In other awards, The City of Toronto Award for best Canadian Feature Film went to Quebec director, Denis Villeneuve for Incendies, adapted from Wajdi Mouawad's play, about a twin brother and sister who travel to the Middle East on a journey of discovery about their tortuous family history. Villeneuve said that he was grateful for the prize (including $30,000 cash) because Revenue Canada was demanding payments from 2009 and, with his award "I won't go to jail."

Director Deborah Chow, whose The High Cost of Living won the Skyy Vodka Award for Best Canadian First Feature Film. said the $15,000 cash $15,000 prize means she wouldn't have to return to her job at Starbucks next week. Chow's film stars Isabelle Blais as expectant mother, and former Scrubs star Zach Braff as a drug-addict. In another juried award, the $10,000 National Film Board-sponsored Canadian Short Film Award went to Vince Biron for Les fleurs de l'age, about school children on a summer's day.

Other audience awards included the Cadillac People's Choice Midnight Madness Award for Stake Land, a vampire flick about a teen and an older man making their way across a post-apocalyptic America. In accepting the award, writer-actor, Nick Damici, joked: "The film was about escaping to Canada - and now we have."

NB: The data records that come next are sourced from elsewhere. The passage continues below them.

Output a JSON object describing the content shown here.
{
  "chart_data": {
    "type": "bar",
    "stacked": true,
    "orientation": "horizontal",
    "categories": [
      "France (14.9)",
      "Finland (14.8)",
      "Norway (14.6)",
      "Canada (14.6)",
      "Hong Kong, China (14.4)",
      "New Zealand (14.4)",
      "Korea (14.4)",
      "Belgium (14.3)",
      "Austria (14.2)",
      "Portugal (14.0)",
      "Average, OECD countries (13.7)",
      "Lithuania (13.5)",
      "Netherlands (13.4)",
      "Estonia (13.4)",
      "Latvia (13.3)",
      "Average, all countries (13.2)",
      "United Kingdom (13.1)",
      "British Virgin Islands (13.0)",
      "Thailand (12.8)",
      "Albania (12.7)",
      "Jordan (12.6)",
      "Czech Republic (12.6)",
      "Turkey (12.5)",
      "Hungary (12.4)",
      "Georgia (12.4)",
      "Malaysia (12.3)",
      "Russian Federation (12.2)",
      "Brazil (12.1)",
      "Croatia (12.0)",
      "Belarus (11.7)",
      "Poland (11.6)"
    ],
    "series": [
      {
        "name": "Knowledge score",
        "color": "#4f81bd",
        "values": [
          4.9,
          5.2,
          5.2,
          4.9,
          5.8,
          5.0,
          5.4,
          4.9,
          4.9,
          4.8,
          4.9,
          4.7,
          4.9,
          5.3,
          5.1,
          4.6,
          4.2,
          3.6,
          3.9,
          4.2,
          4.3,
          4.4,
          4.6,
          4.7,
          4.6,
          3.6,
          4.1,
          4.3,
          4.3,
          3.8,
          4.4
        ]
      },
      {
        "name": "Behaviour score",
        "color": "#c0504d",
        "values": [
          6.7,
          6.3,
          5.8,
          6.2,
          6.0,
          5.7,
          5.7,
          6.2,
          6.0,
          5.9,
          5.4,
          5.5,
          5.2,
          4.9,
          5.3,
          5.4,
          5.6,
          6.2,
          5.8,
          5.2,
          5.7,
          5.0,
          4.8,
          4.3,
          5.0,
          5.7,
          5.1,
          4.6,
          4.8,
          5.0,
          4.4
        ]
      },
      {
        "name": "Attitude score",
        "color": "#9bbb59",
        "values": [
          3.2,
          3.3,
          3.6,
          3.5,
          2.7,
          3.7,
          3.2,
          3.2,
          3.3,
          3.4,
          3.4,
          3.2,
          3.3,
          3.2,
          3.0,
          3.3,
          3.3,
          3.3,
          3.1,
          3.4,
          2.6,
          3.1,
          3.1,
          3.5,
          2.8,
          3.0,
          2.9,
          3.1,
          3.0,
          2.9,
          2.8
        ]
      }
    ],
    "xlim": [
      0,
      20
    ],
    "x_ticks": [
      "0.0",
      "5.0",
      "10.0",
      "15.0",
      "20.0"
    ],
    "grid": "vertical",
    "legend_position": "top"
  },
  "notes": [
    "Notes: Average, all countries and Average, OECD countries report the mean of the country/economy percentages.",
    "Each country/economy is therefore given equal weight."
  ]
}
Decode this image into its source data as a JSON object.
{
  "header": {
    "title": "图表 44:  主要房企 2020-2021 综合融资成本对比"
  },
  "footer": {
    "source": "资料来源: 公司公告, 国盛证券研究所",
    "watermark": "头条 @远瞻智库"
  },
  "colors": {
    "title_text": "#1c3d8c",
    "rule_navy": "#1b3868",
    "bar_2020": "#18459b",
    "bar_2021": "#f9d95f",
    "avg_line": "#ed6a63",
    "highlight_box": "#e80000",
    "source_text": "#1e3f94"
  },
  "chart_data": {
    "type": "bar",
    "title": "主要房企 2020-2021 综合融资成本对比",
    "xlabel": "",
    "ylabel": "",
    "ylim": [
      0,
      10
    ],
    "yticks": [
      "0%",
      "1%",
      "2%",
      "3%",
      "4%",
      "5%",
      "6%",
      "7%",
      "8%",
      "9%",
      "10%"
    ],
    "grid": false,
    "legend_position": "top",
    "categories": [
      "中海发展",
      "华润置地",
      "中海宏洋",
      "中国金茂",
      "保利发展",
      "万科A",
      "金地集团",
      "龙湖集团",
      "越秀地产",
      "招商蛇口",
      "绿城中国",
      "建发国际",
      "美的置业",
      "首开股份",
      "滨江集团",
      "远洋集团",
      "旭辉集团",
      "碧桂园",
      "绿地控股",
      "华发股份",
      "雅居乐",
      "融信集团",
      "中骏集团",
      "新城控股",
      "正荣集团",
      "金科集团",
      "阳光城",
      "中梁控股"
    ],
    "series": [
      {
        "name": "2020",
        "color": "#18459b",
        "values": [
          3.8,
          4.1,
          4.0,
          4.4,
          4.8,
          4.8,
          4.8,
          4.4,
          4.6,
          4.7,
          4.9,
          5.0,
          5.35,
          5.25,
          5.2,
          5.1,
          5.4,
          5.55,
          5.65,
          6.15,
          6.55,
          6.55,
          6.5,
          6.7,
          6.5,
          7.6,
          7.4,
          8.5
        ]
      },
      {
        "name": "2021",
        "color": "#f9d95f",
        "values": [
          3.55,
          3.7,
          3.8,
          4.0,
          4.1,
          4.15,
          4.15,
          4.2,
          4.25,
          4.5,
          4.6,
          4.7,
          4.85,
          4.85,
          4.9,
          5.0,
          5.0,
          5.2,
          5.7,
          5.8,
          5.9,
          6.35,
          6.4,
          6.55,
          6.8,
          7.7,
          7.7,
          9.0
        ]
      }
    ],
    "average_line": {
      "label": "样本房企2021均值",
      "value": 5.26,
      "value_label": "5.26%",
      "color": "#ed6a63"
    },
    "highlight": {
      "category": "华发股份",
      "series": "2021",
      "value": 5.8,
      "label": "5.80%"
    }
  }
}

The runner-up was the Canadian mockumentary, Fubar II, about two metal-heads who take a job on the pipe lines in Fort McMurray.

The Cadillac People's Choice Documentary Award went to Sturla Gunarrson's Force of Nature: The David Suzuki Movie, featuring the 75-year-old Canadian environmentalist. The Runner-up was Patricio Guzman's Nostalgia for the Light, about Chile's political history and its Atacama Desert.

A jury for the International Federation of Film Critics (FIPRESCI) gave out two awards, to Pierre Thoretton's documentary L'amour fou, a portrait of fashion designer Yves Saint Laurent, in the festival's Special Presentations program. In the Discovery program, the jury gave the prize to Shawn Ku's drama Beautiful Boy, starring Michael Sheen and Mario Bello as grieving parents of a school killing. First time director, Shawn Ku, currently in Spain for the San Sebastian film festival, send a message expressing gratitude and surprise, because he had a "secret resignation that this small film would be lost" among so many choices at the festival.